Diese Überzeugungen sind bei den Coronaleugner:innen noch nicht alle offen auslebbar, es wird sich aber stark daran angenähert. Unter anderem fordern einige Exponent:innen schon jetzt die Gründung eines neuen Volkstammes von Ungeimpften, unter dem Banner “Kein Sex mit Geimpften”. Diese Forderung trifft in der Bewegung allgemein auf Zustimmung. In der Tradition von ultranationalistischen Bewegungen wird der Aufbau einer Volksgemeinschaft propagiert, deren Wohl sich alle anderen Interessen unterordnen müssen. Teile der Geschichte werden jenseits aller wissenschaftlichen Befunde zum Teil völlig verzerrt und umgedeutet. Hinzu kommt die Forderung nach einem Volkstribunal, bei der ein vorher schon klar definierte Schuldiger seine gerechte Strafe für seine ungerechte Behandlung des Schweizerischen Kleinbürgertums bekommen soll. Auch diese Form von Nationalismus ist in der Bewegung weit verbreitet und sie hat stark zugenommen.
Der völkischen Nationalismus ebnet den Weg für faschistische Positionen. Die bürgerliche Nation und ihre Institutionen werden weitgehend abgelehnt, Parlament und Verfassung werden als modernistische, unbrauchbare und schädlich Einflüsse bezeichnet, welche die reine und wahre Natur eines Volkes institutionell unterdrücken. An die Stelle der Demokratie soll eine straff nach dem Führerprinzip organisierte hierarchische Gesellschaft treten, welche das Volk von schädlichen fremden, modernen und marxistischen Einflüssen bereinigt. Dieser Schutzauftrag wird ideologisch von rassistischen Konzepten, generalisiertem Misstrauen und Verschwörungs-Ängsten aller Art beflügelt. Visuell wird weiterhin mit der nationalen Identität gearbeitet, diese wird noch untermauert von paramilitärischem Spektakel. Es wird offen an nationalsozialistische Konzepte angeknüpft. Auch solche Positionen gibt es in der Bewegung, die rein nationalistischen Konzepte sind aber in der Mehrheit.

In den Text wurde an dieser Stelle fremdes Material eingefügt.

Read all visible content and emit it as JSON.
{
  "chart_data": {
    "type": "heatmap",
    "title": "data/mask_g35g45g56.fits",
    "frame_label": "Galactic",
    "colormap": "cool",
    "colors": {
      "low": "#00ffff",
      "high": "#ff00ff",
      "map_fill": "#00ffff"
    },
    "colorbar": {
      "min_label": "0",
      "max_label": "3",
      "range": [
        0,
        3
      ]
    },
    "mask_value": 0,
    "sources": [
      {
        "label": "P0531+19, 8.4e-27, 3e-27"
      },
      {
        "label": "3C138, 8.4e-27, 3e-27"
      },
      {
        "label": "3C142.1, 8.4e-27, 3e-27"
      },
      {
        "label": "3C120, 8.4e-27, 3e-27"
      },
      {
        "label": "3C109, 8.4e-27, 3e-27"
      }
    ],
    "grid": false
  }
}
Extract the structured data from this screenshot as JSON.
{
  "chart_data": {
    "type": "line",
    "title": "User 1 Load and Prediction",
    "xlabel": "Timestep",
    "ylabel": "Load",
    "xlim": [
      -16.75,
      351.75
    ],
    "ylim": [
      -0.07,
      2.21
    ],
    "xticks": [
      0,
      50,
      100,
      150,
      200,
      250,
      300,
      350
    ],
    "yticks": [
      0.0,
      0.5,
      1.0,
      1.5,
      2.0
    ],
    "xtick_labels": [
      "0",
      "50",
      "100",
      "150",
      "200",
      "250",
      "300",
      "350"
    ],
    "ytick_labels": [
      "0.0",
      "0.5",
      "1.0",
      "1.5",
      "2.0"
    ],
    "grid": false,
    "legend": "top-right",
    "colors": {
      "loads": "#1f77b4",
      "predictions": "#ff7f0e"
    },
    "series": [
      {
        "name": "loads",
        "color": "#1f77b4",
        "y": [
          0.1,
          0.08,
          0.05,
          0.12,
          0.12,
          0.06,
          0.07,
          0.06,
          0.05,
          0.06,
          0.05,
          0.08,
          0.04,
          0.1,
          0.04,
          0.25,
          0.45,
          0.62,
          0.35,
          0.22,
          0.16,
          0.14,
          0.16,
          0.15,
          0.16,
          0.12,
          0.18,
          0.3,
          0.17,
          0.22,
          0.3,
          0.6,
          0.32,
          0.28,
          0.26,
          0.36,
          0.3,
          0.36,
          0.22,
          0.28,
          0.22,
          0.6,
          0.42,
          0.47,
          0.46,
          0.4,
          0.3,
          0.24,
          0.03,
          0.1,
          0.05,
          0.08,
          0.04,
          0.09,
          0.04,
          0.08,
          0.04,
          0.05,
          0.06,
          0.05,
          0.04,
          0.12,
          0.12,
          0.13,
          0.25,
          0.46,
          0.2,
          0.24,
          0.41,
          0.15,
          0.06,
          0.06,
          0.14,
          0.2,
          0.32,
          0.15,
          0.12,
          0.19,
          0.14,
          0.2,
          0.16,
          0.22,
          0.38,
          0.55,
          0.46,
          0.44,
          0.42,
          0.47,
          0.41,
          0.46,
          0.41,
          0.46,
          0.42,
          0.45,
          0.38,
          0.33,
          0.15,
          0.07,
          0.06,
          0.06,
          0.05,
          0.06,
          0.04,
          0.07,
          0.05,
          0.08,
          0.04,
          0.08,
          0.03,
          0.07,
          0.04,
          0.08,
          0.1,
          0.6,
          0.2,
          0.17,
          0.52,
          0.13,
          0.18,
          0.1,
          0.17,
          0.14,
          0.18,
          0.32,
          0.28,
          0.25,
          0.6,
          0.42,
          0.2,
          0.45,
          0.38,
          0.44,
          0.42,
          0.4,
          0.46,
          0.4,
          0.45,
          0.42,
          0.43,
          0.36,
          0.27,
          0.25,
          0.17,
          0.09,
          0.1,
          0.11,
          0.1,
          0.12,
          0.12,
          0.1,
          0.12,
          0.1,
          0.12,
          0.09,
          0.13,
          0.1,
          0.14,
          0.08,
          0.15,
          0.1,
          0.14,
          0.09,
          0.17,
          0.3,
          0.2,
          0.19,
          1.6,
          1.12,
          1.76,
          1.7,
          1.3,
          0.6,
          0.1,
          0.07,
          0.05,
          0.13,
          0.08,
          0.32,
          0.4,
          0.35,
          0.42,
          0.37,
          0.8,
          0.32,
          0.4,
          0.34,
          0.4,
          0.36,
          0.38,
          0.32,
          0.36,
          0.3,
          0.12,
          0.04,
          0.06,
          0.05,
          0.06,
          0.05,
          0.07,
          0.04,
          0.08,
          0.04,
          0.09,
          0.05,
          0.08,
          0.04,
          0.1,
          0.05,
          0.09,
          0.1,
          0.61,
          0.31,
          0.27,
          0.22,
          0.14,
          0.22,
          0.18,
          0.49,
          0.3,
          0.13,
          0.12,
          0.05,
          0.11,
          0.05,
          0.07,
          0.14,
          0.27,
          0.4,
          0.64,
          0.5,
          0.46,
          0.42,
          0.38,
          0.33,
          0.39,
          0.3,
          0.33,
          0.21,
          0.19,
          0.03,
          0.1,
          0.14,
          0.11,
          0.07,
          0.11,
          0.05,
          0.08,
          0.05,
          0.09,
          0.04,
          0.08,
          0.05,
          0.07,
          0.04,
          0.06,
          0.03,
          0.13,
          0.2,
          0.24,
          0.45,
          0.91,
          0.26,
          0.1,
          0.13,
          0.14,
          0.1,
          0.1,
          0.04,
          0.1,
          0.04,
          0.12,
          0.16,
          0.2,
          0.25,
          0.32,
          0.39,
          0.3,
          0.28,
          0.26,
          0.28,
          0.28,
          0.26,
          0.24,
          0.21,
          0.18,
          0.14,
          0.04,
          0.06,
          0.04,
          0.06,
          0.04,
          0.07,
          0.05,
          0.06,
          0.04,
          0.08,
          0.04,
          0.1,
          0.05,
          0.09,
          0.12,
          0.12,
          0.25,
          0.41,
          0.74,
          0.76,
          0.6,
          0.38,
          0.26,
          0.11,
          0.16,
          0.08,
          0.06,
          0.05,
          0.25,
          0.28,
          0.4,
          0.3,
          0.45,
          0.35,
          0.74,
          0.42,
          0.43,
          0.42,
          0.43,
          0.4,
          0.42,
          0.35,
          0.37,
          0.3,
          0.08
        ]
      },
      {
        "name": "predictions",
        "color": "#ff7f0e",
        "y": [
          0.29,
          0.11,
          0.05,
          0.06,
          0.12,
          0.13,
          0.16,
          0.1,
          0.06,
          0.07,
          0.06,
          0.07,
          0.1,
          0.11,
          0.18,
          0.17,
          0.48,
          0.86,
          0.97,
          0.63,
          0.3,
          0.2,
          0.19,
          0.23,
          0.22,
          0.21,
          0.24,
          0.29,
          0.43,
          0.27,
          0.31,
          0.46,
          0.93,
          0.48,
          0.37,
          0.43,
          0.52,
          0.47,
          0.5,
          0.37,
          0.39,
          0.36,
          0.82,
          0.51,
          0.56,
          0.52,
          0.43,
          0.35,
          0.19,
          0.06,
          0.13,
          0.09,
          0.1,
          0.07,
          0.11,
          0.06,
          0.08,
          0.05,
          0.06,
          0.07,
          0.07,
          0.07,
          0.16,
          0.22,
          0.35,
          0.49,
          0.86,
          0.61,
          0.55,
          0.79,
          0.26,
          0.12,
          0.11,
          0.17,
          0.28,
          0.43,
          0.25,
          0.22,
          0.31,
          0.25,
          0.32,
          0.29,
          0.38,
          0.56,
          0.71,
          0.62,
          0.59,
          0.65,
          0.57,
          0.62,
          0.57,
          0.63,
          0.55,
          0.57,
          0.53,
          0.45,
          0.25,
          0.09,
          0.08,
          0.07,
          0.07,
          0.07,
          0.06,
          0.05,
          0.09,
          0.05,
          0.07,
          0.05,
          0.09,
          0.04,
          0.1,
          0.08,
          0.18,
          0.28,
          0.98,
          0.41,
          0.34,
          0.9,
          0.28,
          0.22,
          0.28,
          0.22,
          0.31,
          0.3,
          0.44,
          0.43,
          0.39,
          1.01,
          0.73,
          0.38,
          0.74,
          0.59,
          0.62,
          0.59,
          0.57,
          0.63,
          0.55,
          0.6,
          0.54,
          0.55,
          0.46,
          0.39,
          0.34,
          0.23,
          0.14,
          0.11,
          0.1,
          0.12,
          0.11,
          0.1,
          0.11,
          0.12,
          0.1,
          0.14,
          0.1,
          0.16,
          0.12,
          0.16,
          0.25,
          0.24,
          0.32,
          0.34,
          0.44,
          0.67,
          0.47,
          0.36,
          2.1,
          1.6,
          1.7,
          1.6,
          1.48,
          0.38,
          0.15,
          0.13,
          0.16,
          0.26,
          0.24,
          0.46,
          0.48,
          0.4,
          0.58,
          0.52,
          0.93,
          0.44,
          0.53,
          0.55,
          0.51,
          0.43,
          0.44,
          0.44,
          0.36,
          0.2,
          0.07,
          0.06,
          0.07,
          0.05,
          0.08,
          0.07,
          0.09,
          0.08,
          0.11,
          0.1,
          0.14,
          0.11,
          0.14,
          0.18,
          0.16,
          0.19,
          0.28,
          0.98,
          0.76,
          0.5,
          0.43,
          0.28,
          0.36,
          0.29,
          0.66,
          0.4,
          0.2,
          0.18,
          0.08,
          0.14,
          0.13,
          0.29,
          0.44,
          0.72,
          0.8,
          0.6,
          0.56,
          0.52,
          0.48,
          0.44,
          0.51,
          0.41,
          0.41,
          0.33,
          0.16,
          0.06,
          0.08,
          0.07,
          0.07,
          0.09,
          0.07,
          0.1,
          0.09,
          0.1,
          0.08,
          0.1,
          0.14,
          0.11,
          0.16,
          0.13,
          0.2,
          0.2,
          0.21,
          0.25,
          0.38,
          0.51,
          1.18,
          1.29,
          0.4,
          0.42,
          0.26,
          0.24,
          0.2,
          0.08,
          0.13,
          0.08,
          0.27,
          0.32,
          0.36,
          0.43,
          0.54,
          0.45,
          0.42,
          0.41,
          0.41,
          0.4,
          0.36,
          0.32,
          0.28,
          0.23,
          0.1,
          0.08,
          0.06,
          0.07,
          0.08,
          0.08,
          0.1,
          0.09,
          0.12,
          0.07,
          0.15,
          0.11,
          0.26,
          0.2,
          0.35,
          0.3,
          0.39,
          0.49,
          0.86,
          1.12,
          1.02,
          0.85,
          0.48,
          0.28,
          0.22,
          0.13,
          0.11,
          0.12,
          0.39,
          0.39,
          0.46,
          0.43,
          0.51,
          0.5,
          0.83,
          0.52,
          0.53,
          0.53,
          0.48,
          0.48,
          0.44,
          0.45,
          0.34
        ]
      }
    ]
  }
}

Man kann die Bewegung als nationalistisch bezeichnen, weil sie vor allem von verschiedenen nationalistischen Positionen getragen wird. Die Bezeichnung als rein faschistische Bewegung wäre nicht korrekt: diese Positionen sind in der Bewegung vorhanden, aber nicht tragend. Das Problem in dieser Bewegung ist nicht hauptsächlich der Faschismus, sondern die von einer breiten Bevölkerung getragenen Nationalismen, aus welchen faschistische Positionen und Strukturen aufkeimen. Genau das sehen wir jetzt. Faschistische Elemente entwickeln sich ungestört und geschützt in dieser, von der Protestbewegung geschaffenen, nationalistischen Basis.